A team led by Meysam Sohani Darban at Virginia Tech has demonstrated a revolutionary ultra-low-power transmitter that sidesteps the traditional phase-locked loop (PLL) by performing phase modulation directly within a ring oscillator. Fabricated in a 22-nm FD-SOI process, the chip occupies just 23×17.6 μm² and consumes only 236 μW (excluding the output driver) while operating in the 2.4 GHz ISM band. The design uses synchronized charge extraction at the oscillator’s transition points to induce controlled phase shifts, ensuring constant amplitude and frequency. A time-domain multi-triggering technique allows reconfigurable multi-mode modulation—supporting 16-PSK, 8-PSK, QPSK, and BPSK—within a single hardware block.
Measured results show a symbol rate of 2 MSps with a maximum error vector magnitude (EVM) of 5.13% rms, and the output delivers -10 dBm over a 60 MHz bandwidth. By eliminating the power-hungry PLL and associated frequency synthesis circuitry, the design achieves a favorable trade-off between power, complexity, and modulation flexibility. This makes it highly suitable for energy-constrained applications such as IoT sensors, medical implants, and battery-free wearables where every microwatt matters. The work was published on arXiv (2605.11261) and represents a significant step toward truly low-power wireless communication.

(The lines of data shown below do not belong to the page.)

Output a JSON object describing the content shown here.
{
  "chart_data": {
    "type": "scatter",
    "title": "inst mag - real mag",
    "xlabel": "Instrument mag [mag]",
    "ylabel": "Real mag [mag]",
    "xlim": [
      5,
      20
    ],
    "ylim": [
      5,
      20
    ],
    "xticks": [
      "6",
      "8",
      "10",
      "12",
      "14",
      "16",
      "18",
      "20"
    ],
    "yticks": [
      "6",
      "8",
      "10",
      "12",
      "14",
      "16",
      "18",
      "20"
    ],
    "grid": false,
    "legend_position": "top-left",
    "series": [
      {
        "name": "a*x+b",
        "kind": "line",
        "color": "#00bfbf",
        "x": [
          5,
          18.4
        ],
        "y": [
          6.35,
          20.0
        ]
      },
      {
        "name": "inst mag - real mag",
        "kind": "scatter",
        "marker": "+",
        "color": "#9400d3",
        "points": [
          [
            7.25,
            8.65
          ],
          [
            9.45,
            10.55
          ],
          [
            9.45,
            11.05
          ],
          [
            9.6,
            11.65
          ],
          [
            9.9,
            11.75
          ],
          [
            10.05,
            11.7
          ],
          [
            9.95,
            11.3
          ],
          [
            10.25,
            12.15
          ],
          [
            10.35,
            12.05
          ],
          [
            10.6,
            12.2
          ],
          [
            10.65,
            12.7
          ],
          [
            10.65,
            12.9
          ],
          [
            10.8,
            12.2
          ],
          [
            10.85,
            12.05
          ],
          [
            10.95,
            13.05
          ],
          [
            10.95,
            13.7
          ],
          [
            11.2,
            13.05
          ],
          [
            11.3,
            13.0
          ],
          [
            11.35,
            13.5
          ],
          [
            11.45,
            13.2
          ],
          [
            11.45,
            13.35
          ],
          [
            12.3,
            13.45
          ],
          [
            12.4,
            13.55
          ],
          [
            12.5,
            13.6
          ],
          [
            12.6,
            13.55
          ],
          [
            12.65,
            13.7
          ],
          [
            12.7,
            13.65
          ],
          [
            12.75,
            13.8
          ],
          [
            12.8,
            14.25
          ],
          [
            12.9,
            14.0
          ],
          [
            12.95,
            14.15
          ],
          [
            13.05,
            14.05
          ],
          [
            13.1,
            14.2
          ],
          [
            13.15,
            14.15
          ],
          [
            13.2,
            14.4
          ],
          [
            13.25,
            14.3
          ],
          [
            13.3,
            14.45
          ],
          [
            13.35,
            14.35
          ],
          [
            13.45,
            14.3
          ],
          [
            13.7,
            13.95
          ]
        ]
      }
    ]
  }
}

- 236 μW total power consumption - 10-100x lower than traditional PLL-based transmitters at 2.4 GHz
- Supports 16-PSK, 8-PSK, QPSK, and BPSK in a unified 23×17.6 μm² core fabricated in 22-nm FD-SOI
- Achieves 2 MSps symbol rate with <5.13% rms EVM and -10 dBm output power over 60 MHz bandwidth
Why It Matters
Enables battery-free IoT and medical implants by slashing transmitter power while maintaining modulation flexibility.